The Limits of Control par Vadim
A tous ceux pour qui le pitch du film constituait son intérêt principal, il convient de déconseiller d'aller voir The Limits Of Control. Présenté comme l'histoire d'un tueur à gages doublé d'un road movie, on imagine Bankolé dans un nouveau Pulp Fiction qui rencontrerait Crossroads: la bande-annonce nous vend la présence d'acteurs fantastiques (Gael Garcia Bernal, Bill Murray, Paz de la Huerta (nue et magnifique), Tilda Swinton), mais pas aussi peu d'apparitions, et il est difficile de ne pas être désarçonné par le résultat.
The Limits Of Control est une poésie, mais le dire comme ça serait le réduire, en faire un cliché. TLOC est un film sur Isaach de Bankolé, sur sa démarche, sur son corps, sa présence hypnotique, sa stature, son immobilité surtout, son comportement, qui ne change jamais, sauf de costume, selon les lieux. Il ne parle presque pas des deux heures, ne rencontre presque personne et ne leur adresse pratiquement jamais la parole, à part pour énoncer des interdictions, et quand il le fait sa voix est d'une gravité à impressioner les curés.

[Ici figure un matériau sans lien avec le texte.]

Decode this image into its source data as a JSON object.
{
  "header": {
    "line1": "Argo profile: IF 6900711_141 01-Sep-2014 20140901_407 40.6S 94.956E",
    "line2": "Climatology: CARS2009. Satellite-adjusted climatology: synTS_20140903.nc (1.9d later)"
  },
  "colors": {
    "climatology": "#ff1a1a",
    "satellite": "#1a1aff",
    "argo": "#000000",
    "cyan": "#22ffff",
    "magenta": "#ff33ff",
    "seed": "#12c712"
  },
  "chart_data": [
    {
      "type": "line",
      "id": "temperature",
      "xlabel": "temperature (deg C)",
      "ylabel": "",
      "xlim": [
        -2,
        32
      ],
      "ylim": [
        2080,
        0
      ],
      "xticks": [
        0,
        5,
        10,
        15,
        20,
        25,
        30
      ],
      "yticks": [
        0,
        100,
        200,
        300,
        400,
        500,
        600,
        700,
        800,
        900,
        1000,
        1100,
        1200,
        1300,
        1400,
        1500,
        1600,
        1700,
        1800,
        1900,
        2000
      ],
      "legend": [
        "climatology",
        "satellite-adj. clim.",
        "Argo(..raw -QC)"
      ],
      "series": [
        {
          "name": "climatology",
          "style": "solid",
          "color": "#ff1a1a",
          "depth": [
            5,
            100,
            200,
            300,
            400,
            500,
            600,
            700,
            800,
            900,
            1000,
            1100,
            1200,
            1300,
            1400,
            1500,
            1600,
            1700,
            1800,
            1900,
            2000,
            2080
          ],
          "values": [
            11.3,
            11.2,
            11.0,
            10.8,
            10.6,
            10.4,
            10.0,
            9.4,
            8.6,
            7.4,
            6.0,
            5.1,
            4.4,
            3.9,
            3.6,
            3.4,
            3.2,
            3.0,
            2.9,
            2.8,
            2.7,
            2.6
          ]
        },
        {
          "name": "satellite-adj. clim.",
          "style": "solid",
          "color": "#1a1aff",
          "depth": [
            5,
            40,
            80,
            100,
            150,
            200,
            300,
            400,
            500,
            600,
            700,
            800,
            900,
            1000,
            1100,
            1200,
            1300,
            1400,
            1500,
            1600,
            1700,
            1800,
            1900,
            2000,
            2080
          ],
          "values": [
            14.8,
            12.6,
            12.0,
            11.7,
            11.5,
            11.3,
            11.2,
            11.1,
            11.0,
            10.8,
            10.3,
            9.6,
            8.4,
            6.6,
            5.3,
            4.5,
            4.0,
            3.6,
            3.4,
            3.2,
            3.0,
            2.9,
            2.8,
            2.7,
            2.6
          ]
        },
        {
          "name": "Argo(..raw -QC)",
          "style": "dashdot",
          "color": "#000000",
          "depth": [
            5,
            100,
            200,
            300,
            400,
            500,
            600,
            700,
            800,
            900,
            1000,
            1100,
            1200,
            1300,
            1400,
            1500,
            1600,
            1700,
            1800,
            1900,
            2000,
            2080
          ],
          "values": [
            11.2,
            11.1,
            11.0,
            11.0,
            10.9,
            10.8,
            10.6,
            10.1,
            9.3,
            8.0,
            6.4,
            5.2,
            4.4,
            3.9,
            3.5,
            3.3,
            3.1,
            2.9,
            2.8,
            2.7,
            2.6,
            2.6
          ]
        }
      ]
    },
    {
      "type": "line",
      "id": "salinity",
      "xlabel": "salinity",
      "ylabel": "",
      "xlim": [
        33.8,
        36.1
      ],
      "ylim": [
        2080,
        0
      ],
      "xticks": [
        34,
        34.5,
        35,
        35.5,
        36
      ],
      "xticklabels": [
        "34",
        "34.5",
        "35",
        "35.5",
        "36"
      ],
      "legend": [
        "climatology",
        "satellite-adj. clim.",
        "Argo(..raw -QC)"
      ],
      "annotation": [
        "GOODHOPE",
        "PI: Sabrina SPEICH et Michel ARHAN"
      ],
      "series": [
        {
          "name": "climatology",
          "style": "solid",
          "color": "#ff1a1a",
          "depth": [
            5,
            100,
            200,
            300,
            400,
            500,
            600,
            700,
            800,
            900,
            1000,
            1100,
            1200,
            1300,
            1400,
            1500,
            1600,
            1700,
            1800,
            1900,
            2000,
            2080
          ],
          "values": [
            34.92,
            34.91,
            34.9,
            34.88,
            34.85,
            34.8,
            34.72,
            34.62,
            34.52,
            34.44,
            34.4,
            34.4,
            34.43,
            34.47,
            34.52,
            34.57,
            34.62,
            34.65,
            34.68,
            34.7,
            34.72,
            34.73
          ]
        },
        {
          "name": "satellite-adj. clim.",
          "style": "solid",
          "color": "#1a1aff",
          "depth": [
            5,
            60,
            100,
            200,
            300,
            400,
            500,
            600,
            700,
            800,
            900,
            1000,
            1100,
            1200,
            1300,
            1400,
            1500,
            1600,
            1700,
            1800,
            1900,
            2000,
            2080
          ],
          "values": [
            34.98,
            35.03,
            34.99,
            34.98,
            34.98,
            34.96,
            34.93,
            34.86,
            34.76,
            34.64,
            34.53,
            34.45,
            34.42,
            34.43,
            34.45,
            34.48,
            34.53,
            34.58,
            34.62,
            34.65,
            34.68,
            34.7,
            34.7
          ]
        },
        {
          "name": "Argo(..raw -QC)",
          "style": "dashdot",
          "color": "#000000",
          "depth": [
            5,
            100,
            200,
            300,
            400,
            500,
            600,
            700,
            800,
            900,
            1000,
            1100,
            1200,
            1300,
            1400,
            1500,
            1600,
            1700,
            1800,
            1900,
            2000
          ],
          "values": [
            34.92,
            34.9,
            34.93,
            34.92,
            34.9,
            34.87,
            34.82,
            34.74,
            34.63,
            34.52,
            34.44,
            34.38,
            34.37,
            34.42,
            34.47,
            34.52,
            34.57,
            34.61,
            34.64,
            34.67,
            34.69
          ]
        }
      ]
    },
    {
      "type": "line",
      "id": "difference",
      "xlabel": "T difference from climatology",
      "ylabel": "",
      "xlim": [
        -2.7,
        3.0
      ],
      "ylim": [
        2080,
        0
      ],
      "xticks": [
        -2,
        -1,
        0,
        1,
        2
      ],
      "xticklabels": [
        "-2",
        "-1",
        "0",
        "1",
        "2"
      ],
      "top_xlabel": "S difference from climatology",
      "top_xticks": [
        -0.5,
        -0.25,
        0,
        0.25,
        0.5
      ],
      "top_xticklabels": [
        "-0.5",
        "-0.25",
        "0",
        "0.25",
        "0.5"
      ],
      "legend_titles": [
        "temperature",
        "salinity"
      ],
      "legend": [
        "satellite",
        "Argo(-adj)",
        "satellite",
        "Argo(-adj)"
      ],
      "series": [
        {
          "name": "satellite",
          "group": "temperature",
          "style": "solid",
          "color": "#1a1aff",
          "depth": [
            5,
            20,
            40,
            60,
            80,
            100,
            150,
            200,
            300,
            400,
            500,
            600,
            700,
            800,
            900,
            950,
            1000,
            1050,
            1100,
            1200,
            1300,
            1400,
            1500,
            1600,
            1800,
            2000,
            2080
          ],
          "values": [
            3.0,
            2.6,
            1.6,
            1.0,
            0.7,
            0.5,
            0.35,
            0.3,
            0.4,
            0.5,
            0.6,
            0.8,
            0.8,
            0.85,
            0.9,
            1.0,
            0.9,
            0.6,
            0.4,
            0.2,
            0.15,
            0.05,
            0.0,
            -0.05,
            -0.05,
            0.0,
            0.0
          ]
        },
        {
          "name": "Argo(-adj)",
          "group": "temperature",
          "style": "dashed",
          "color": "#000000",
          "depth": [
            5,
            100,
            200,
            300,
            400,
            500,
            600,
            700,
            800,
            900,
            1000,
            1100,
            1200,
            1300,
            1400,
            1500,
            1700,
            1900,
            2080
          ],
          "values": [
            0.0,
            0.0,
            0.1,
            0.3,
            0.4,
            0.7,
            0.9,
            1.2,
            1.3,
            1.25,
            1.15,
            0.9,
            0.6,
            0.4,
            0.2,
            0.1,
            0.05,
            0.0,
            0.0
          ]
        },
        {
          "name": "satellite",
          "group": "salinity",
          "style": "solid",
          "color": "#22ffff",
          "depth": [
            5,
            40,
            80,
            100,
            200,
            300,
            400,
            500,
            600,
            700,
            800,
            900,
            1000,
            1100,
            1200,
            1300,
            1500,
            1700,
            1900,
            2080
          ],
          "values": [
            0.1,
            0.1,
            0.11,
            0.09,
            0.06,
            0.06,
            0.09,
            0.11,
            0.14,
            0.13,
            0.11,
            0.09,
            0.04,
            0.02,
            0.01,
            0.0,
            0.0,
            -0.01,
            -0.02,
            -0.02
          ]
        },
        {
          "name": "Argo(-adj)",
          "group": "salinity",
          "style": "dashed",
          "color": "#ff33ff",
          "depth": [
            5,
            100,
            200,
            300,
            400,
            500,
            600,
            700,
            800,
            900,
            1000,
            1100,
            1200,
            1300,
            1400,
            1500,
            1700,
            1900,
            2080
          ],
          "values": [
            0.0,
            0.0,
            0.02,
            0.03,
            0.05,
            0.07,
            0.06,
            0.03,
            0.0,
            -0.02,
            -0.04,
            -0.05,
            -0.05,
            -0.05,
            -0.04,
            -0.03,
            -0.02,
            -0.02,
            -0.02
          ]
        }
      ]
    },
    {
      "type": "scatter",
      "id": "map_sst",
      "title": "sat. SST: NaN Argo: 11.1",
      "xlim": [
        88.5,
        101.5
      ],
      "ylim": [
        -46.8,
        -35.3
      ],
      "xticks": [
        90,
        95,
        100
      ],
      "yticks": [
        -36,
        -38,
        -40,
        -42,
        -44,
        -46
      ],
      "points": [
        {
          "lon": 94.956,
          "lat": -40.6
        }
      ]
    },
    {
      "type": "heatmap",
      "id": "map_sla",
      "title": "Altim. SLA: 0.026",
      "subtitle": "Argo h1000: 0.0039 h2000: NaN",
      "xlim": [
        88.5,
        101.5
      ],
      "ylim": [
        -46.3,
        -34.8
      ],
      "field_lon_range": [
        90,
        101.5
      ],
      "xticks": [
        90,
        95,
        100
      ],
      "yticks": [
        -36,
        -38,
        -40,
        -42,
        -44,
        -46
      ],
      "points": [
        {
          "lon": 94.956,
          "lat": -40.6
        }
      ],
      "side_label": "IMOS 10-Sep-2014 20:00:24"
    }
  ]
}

TLOC est un film extrêmement lent. Il ne s'y passe rien, le sel possible de l'intrigue (comment va-t-il s'introduire chez l'Américain, le tuer), désamorcé, et on y suit seulement de Bankolé évoluer dans des espaces privés qu'il s'attache à ne pas violer de sa présence. Une des grandes forces du film consiste en ces plans toujours très courts, aux points de vue multiples, au cadrage désarçonnant parfois, coupant les corps sous la tête, se cachant derrière des obstacles, qui donnent à eux seuls un rythme visuel à une action inexistante. Ajoutez-y une bande son choisie avec un soin incroyable, et les paysages arides et éblouissants de désolation de l'Espagne, qui défilent derrière les vitres, et vous aurez un des films les plus beaux de l'année.
S'il fallait faire le lien avec un autre Jarmusch, j'aurais du mal à ne pas citer Coffee & Cigarettes. On y retrouve l'obsession pour des faits bizarres, les dialogues souvent à sens unique autour de deux cafés, toujours dans des tasses séparées, la récurrence de phrases clés, les plans sur les tasses, du dessus, des personnages enigmatiques et extravagants qui ne font que passer, 5 minutes en tout et pour tout autour du tueur, l'improvisation.
Défiant toutes les règles du genre de film "noir" où est mise en scène l'illégalité, Jarmusch offre un film sentimentalement neutre mais d'un point de vue photographique lumineux, sans sexe, et pourtant dieu sait qu'il eut été facile de, sans trahisons, sans technologie ni flingues, avec l'émotion du flamenco, une gallerie d'acteurs absurdes, mais avec sérieux, ce qui est sûrement la défintion du poète, en fin de compte, et la solitude du tueur, auquel les indices sont communiqués par un rituel presque comique, mettant fin à toute conversation superflue: Jarmusch a ici suffisamment d'originalité, de maestria et d'imagination pour faire un film qui ne parle pas de son sujet, et le faire avec grandeur.
Si vous avez deux heures à gagner, allez-y donc.